Monday, April 27, 2026

A Priest, a Rabbi, and an Atheist Walk Into an Aquarium...

While it sounds like a set up to a really bad joke, it ends up being how a lot of people want to stock their aquariums. The biggest failing comes from the fact that fish is a giant umbrella term that doesn't even really apply to a meaningful biological grouping. 

Think of it like this: a goldfish, a molly fish and a clownfish all bear the same fishy title, but they couldn't be more diverse. Goldfish come from thousands of years of captive breeding in Eastern Asia. They come from slow moving cooler bodies of water. Molly fish come from the deltas and estuaries of Central and Southern America. They tolerate water from fresh all the way to full marine, though typically prefer low end brackish, which is more salty than fresh but not full marine. Clownfish are from the Indo-Pacific region of the world, spanning from reefs in South Eastern Asia to Indonesia and down to Australia and even Polynesia. The water they come from is salty and stable. Salinity barely changes. pH stays consistent.
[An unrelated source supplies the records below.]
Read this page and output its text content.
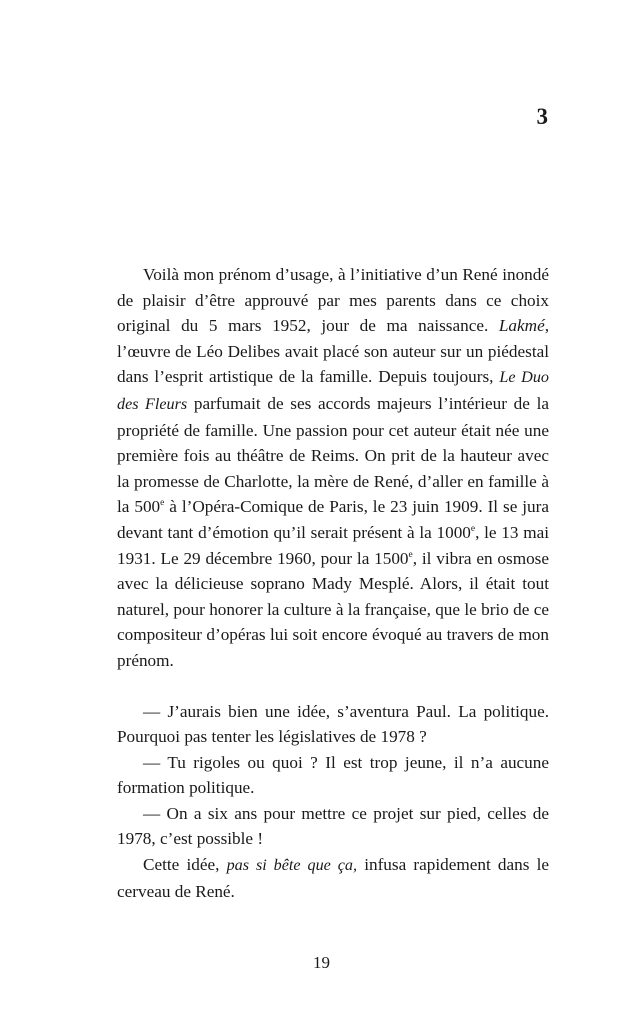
3

Voilà mon prénom d’usage, à l’initiative d’un René inondé de plaisir d’être approuvé par mes parents dans ce choix original du 5 mars 1952, jour de ma naissance. Lakmé, l’œuvre de Léo Delibes avait placé son auteur sur un piédestal dans l’esprit artistique de la famille. Depuis toujours, Le Duo des Fleurs parfumait de ses accords majeurs l’intérieur de la propriété de famille. Une passion pour cet auteur était née une première fois au théâtre de Reims. On prit de la hauteur avec la promesse de Charlotte, la mère de René, d’aller en famille à la 500e à l’Opéra-Comique de Paris, le 23 juin 1909. Il se jura devant tant d’émotion qu’il serait présent à la 1000e, le 13 mai 1931. Le 29 décembre 1960, pour la 1500e, il vibra en osmose avec la délicieuse soprano Mady Mesplé. Alors, il était tout naturel, pour honorer la culture à la française, que le brio de ce compositeur d’opéras lui soit encore évoqué au travers de mon prénom.

— J’aurais bien une idée, s’aventura Paul. La politique. Pourquoi pas tenter les législatives de 1978 ?

— Tu rigoles ou quoi ? Il est trop jeune, il n’a aucune formation politique.

— On a six ans pour mettre ce projet sur pied, celles de 1978, c’est possible !

Cette idée, pas si bête que ça, infusa rapidement dans le cerveau de René.

19
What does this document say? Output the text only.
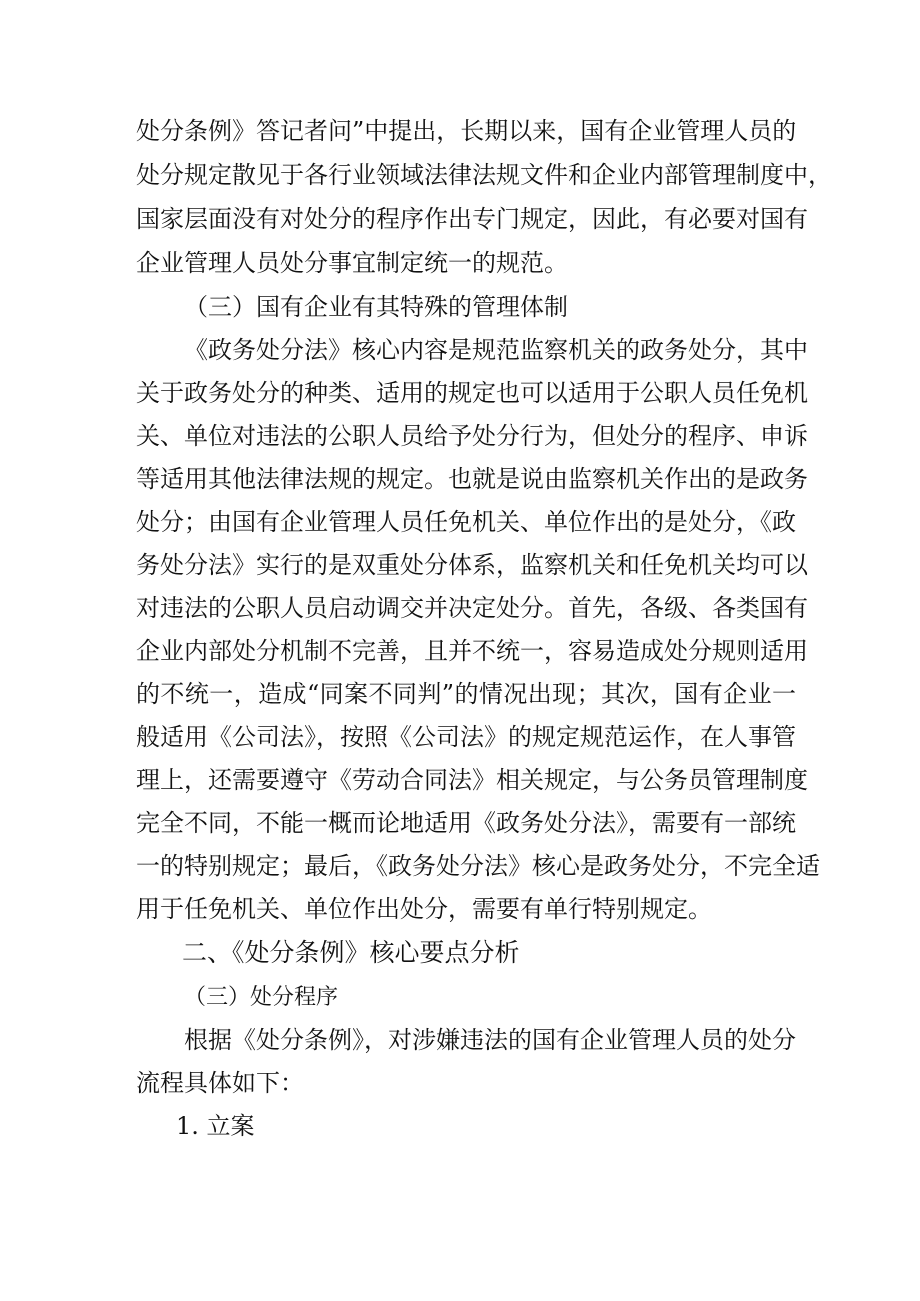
处分条例》答记者问”中提出，长期以来，国有企业管理人员的
处分规定散见于各行业领域法律法规文件和企业内部管理制度中，
国家层面没有对处分的程序作出专门规定，因此，有必要对国有
企业管理人员处分事宜制定统一的规范。
（三）国有企业有其特殊的管理体制
《政务处分法》核心内容是规范监察机关的政务处分，其中
关于政务处分的种类、适用的规定也可以适用于公职人员任免机
关、单位对违法的公职人员给予处分行为，但处分的程序、申诉
等适用其他法律法规的规定。也就是说由监察机关作出的是政务
处分；由国有企业管理人员任免机关、单位作出的是处分，《政
务处分法》实行的是双重处分体系，监察机关和任免机关均可以
对违法的公职人员启动调交并决定处分。首先，各级、各类国有
企业内部处分机制不完善，且并不统一，容易造成处分规则适用
的不统一，造成“同案不同判”的情况出现；其次，国有企业一
般适用《公司法》，按照《公司法》的规定规范运作，在人事管
理上，还需要遵守《劳动合同法》相关规定，与公务员管理制度
完全不同，不能一概而论地适用《政务处分法》，需要有一部统
一的特别规定；最后，《政务处分法》核心是政务处分，不完全适
用于任免机关、单位作出处分，需要有单行特别规定。
二、《处分条例》核心要点分析
（三）处分程序
根据《处分条例》，对涉嫌违法的国有企业管理人员的处分
流程具体如下：
1. 立案
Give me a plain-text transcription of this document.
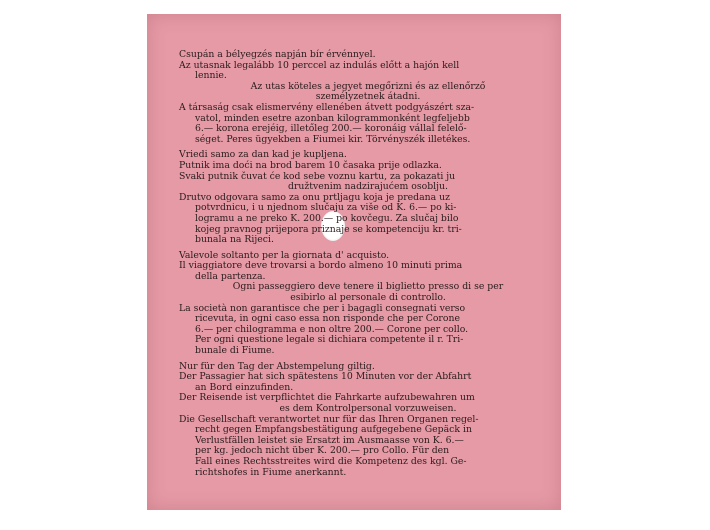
Csupán a bélyegzés napján bír érvénnyel.

Az utasnak legalább 10 perccel az indulás előtt a hajón kell

lennie.

Az utas köteles a jegyet megőrizni és az ellenőrző

személyzetnek átadni.

A társaság csak elismervény ellenében átvett podgyászért sza-

vatol, minden esetre azonban kilogrammonként legfeljebb

6.— korona erejéig, illetőleg 200.— koronáig vállal felelő-

séget. Peres ügyekben a Fiumei kir. Törvényszék illetékes.

Vriedi samo za dan kad je kupljena.

Putnik ima doći na brod barem 10 časaka prije odlazka.

Svaki putnik čuvat će kod sebe voznu kartu, za pokazati ju

družtvenim nadzirajućem osoblju.

Drutvo odgovara samo za onu prtljagu koja je predana uz

potvrdnicu, i u njednom slučaju za više od K. 6.— po ki-

logramu a ne preko K. 200.— po kovčegu. Za slučaj bilo

kojeg pravnog prijepora priznaje se kompetenciju kr. tri-

bunala na Rijeci.

Valevole soltanto per la giornata d' acquisto.

Il viaggiatore deve trovarsi a bordo almeno 10 minuti prima

della partenza.

Ogni passeggiero deve tenere il biglietto presso di se per

esibirlo al personale di controllo.

La società non garantisce che per i bagagli consegnati verso

ricevuta, in ogni caso essa non risponde che per Corone

6.— per chilogramma e non oltre 200.— Corone per collo.

Per ogni questione legale si dichiara competente il r. Tri-

bunale di Fiume.

Nur für den Tag der Abstempelung giltig.

Der Passagier hat sich spätestens 10 Minuten vor der Abfahrt

an Bord einzufinden.

Der Reisende ist verpflichtet die Fahrkarte aufzubewahren um

es dem Kontrolpersonal vorzuweisen.

Die Gesellschaft verantwortet nur für das Ihren Organen regel-

recht gegen Empfangsbestätigung aufgegebene Gepäck in

Verlustfällen leistet sie Ersatzt im Ausmaasse von K. 6.—

per kg. jedoch nicht über K. 200.— pro Collo. Für den

Fall eines Rechtsstreites wird die Kompetenz des kgl. Ge-

richtshofes in Fiume anerkannt.
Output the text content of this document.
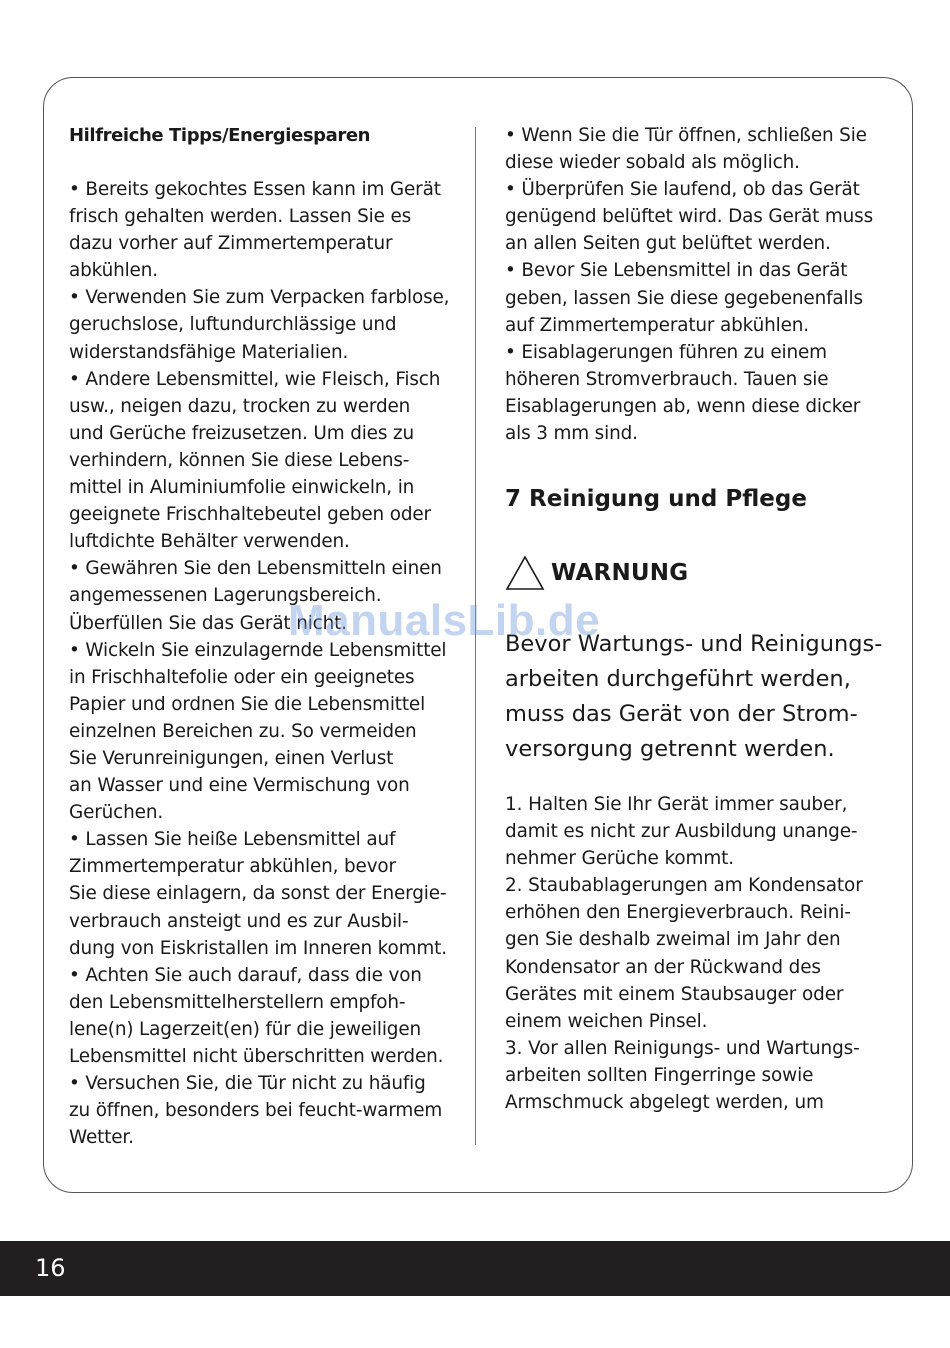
Hilfreiche Tipps/Energiesparen

• Bereits gekochtes Essen kann im Gerät
frisch gehalten werden. Lassen Sie es
dazu vorher auf Zimmertemperatur
abkühlen.
• Verwenden Sie zum Verpacken farblose,
geruchslose, luftundurchlässige und
widerstandsfähige Materialien.
• Andere Lebensmittel, wie Fleisch, Fisch
usw., neigen dazu, trocken zu werden
und Gerüche freizusetzen. Um dies zu
verhindern, können Sie diese Lebens-
mittel in Aluminiumfolie einwickeln, in
geeignete Frischhaltebeutel geben oder
luftdichte Behälter verwenden.
• Gewähren Sie den Lebensmitteln einen
angemessenen Lagerungsbereich.
Überfüllen Sie das Gerät nicht.
• Wickeln Sie einzulagernde Lebensmittel
in Frischhaltefolie oder ein geeignetes
Papier und ordnen Sie die Lebensmittel
einzelnen Bereichen zu. So vermeiden
Sie Verunreinigungen, einen Verlust
an Wasser und eine Vermischung von
Gerüchen.
• Lassen Sie heiße Lebensmittel auf
Zimmertemperatur abkühlen, bevor
Sie diese einlagern, da sonst der Energie-
verbrauch ansteigt und es zur Ausbil-
dung von Eiskristallen im Inneren kommt.
• Achten Sie auch darauf, dass die von
den Lebensmittelherstellern empfoh-
lene(n) Lagerzeit(en) für die jeweiligen
Lebensmittel nicht überschritten werden.
• Versuchen Sie, die Tür nicht zu häufig
zu öffnen, besonders bei feucht-warmem
Wetter.

• Wenn Sie die Tür öffnen, schließen Sie
diese wieder sobald als möglich.
• Überprüfen Sie laufend, ob das Gerät
genügend belüftet wird. Das Gerät muss
an allen Seiten gut belüftet werden.
• Bevor Sie Lebensmittel in das Gerät
geben, lassen Sie diese gegebenenfalls
auf Zimmertemperatur abkühlen.
• Eisablagerungen führen zu einem
höheren Stromverbrauch. Tauen sie
Eisablagerungen ab, wenn diese dicker
als 3 mm sind.

7 Reinigung und Pflege
WARNUNG

Bevor Wartungs- und Reinigungs-
arbeiten durchgeführt werden,
muss das Gerät von der Strom-
versorgung getrennt werden.

1. Halten Sie Ihr Gerät immer sauber,
damit es nicht zur Ausbildung unange-
nehmer Gerüche kommt.
2. Staubablagerungen am Kondensator
erhöhen den Energieverbrauch. Reini-
gen Sie deshalb zweimal im Jahr den
Kondensator an der Rückwand des
Gerätes mit einem Staubsauger oder
einem weichen Pinsel.
3. Vor allen Reinigungs- und Wartungs-
arbeiten sollten Fingerringe sowie
Armschmuck abgelegt werden, um

ManualsLib.de
16
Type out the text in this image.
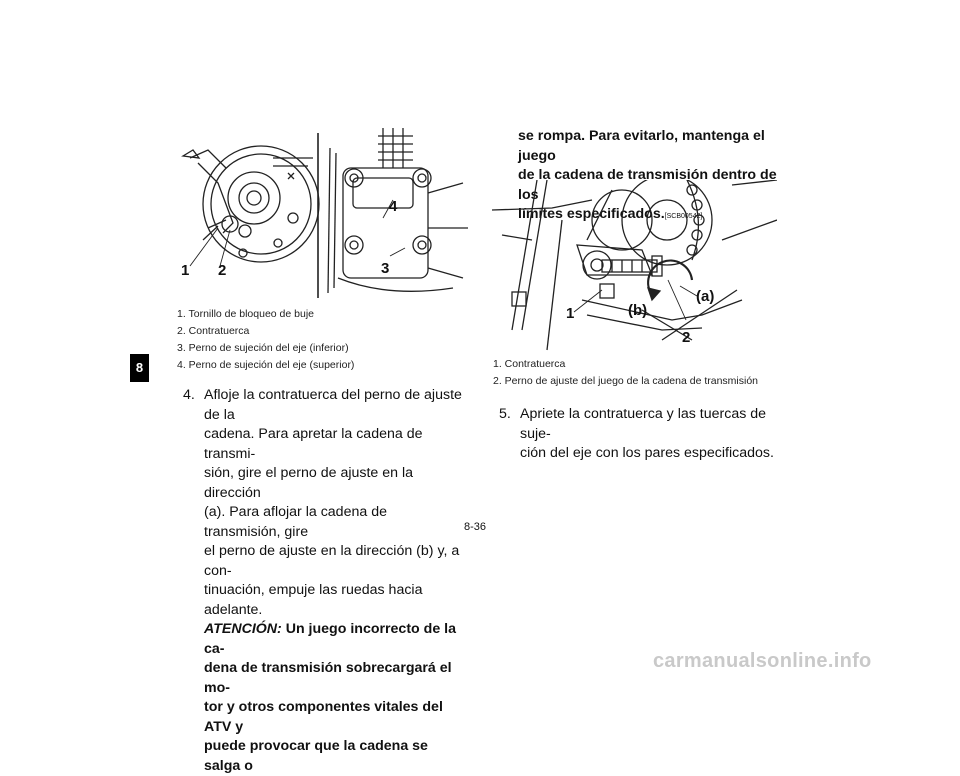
8
1 2
4
3
1. Tornillo de bloqueo de buje
2. Contratuerca
3. Perno de sujeción del eje (inferior)
4. Perno de sujeción del eje (superior)
4. Afloje la contratuerca del perno de ajuste de la
cadena. Para apretar la cadena de transmi-
sión, gire el perno de ajuste en la dirección
(a). Para aflojar la cadena de transmisión, gire
el perno de ajuste en la dirección (b) y, a con-
tinuación, empuje las ruedas hacia adelante.
ATENCIÓN: Un juego incorrecto de la ca-
dena de transmisión sobrecargará el mo-
tor y otros componentes vitales del ATV y
puede provocar que la cadena se salga o
se rompa. Para evitarlo, mantenga el juego
de la cadena de transmisión dentro de los
límites especificados.[SCB00542]
1	(b)
(a)
2
1. Contratuerca
2. Perno de ajuste del juego de la cadena de transmisión
5. Apriete la contratuerca y las tuercas de suje-
ción del eje con los pares especificados.
8-36
carmanualsonline.info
I've been asked before if these fish could go in the same tank. 

Behaviorally, sure—why not?
Physiologically, they don’t even speak the same language.

Reptiles are generally understood to be ecologically diverse. Fish get put into the same category because their care looks very similar, and they all have a similar body plan. 

That's definitely not to say that mollies don't do well in freshwater tanks or that goldfish don't mind a higher temperature. There is some flexibility to each fish, but stocking a tank should be a careful consideration of each species needs. They share a label, not a world.